5% of traders that make money

Discussion in 'Trading' started by HiFreekTrader, Feb 20, 2007.

  1. A Specialist is always making two sided markets, they tend to be "flat" several times a day, just the way the game is played. They "can" hedge, of course, but they rarely do....it's the other professional traders within the industry that engage in more sophisticated hedging strategies.

    Don
     
    #71     Mar 5, 2007
  2. Are these other professional traders MM's? If not, how do they get so their information about who is on the other side of the trade (e.g., a retail trader)?

    Do they not first see if they can conquer the retail trader by playing with the price--before resorting to hedging?
     
    #72     Mar 5, 2007
  3. achilles28

    achilles28

    #73     Mar 5, 2007
  4. Most pro's trade highly liquid stocks, not too much game playing going on (of course "some" takes place, but could be pretty costly). When a stock trades a few million shares a day, doesn't matter much where the liquidity is coming from - heck, even the "Dark Water Pools" at Goldman, etc. Hedgers look for entry and exit pricing of the spreads, not so much the individual stocks.

    Don
     
    #74     Mar 5, 2007
  5. You first imply the specialist isn't really the bad guy, then you say the professional trader isn't really either; if so, then who is?
     
    #75     Mar 5, 2007
  6. Not sure what you mean, but I think the "bad guys" are the crooks we've been reading about trading on insider UBS up/down grades, etc. Why do any traders have to be "bad guys" - we're just like any other business...mostly "good" guys with a few bad apples.

    No one has to be "bad" to make money, there is so much slippage caused by the public and institutional trading.

    Don
     
    #76     Mar 5, 2007
  7. I have formulated my own opinions about NY stock exchange specialists (and for that matter the same applies to AMEX)---but what did you mean when you said the above comments: why is it so important to trade in the same direction as the specialist?
     
    #77     Mar 5, 2007
  8. The Specialist must "accomodate" orders that move the stock one way or the other in excess amounts, therefore he will be selling when there is simply a single event buyer, say up 30 cents or so (as on the Opening Only Order scenerio), and with all things being equal, that kind of move will generally have a quick reversal back to where the stock was trading a minute before...and, we see more of that now with the Hybrid sweeps, etc. Since the Specialist system has been making money for 200 years, I would rather tried "with" him than "against" him.

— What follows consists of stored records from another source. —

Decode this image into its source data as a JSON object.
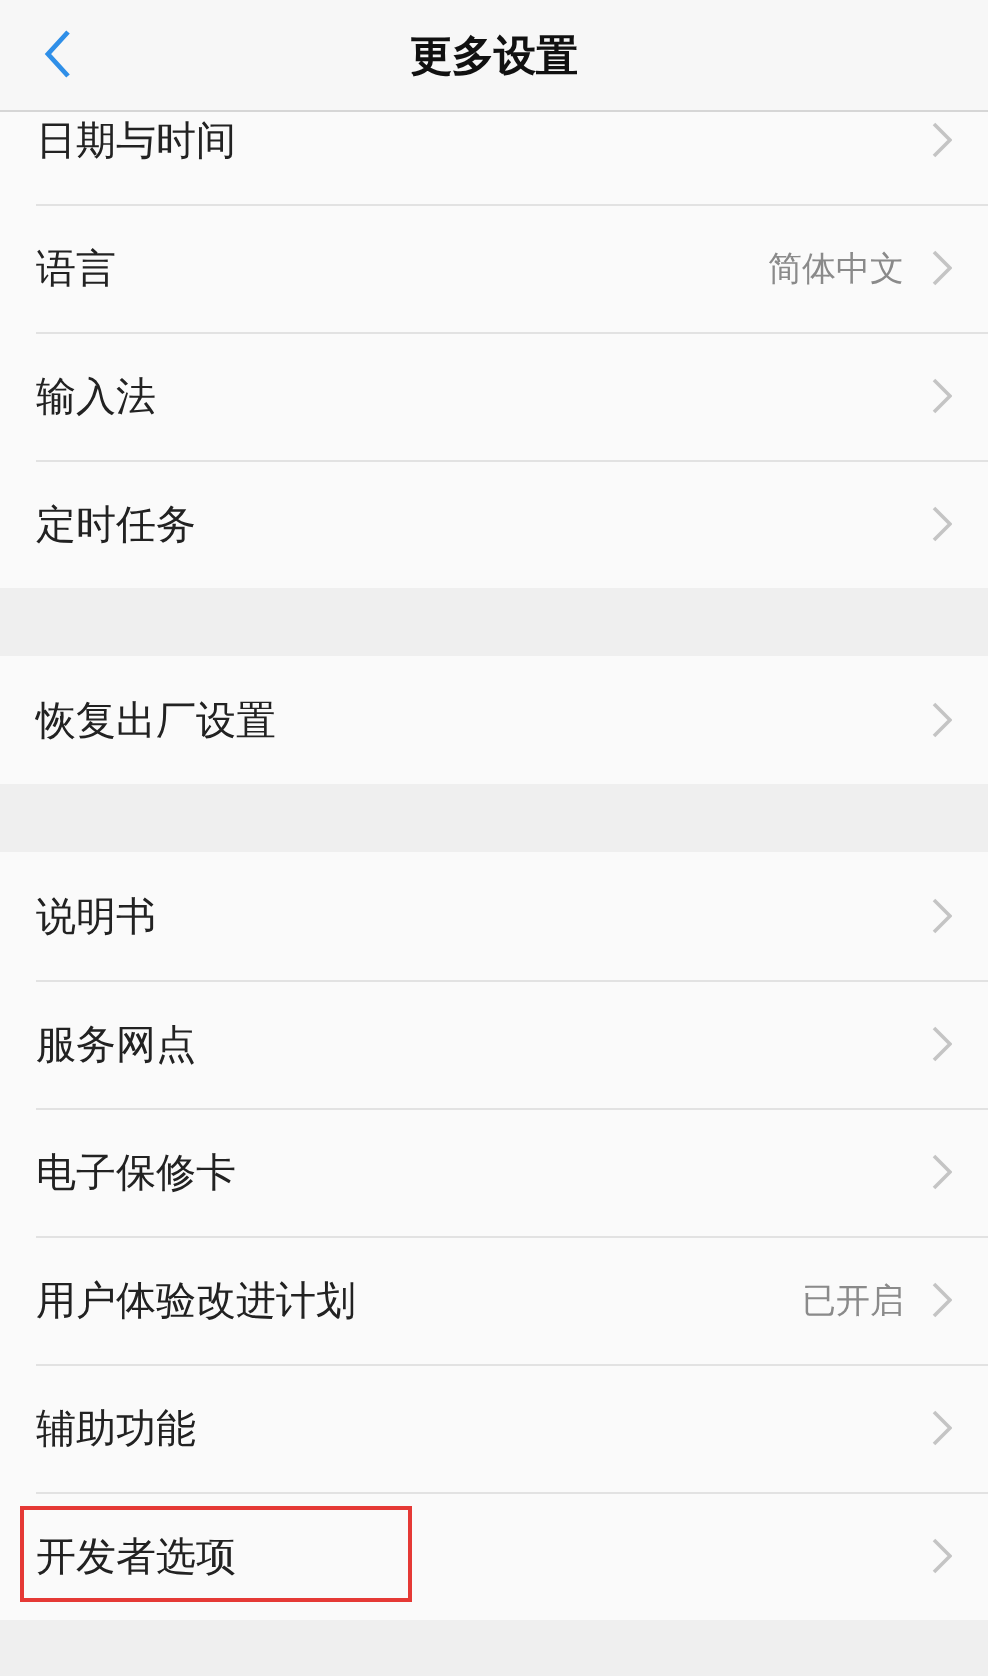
{
  "header": {
    "title": "更多设置"
  },
  "groups": [
    {
      "items": [
        {
          "label": "日期与时间",
          "highlighted": false
        },
        {
          "label": "语言",
          "value": "简体中文",
          "highlighted": false
        },
        {
          "label": "输入法",
          "highlighted": false
        },
        {
          "label": "定时任务",
          "highlighted": false
        }
      ]
    },
    {
      "items": [
        {
          "label": "恢复出厂设置",
          "highlighted": false
        }
      ]
    },
    {
      "items": [
        {
          "label": "说明书",
          "highlighted": false
        },
        {
          "label": "服务网点",
          "highlighted": false
        },
        {
          "label": "电子保修卡",
          "highlighted": false
        },
        {
          "label": "用户体验改进计划",
          "value": "已开启",
          "highlighted": false
        },
        {
          "label": "辅助功能",
          "highlighted": false
        },
        {
          "label": "开发者选项",
          "highlighted": true
        }
      ]
    }
  ]
}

    Whenever we can take advantage of a disparity in the market, we like to do so.

    It's just like on the options floor, when there is a big buyer of one series of calls for example...we would simply move our price up to a level to accomodate the big order, and the price would generally drift back down (or we would spread off with a calendar spread or a vertical, or the stock itself)...

    Don
     
    #78     Mar 5, 2007
  9. buylo

    buylo

    No, never heard of that. How about Den of Thieves?

    Or do you remember this, "The most valuable commodity I know of is information....even in here. If you're not on the inside, you're on the outside....Do you think the difference between those two guys is luck?"

    Wake up. It happens all the time.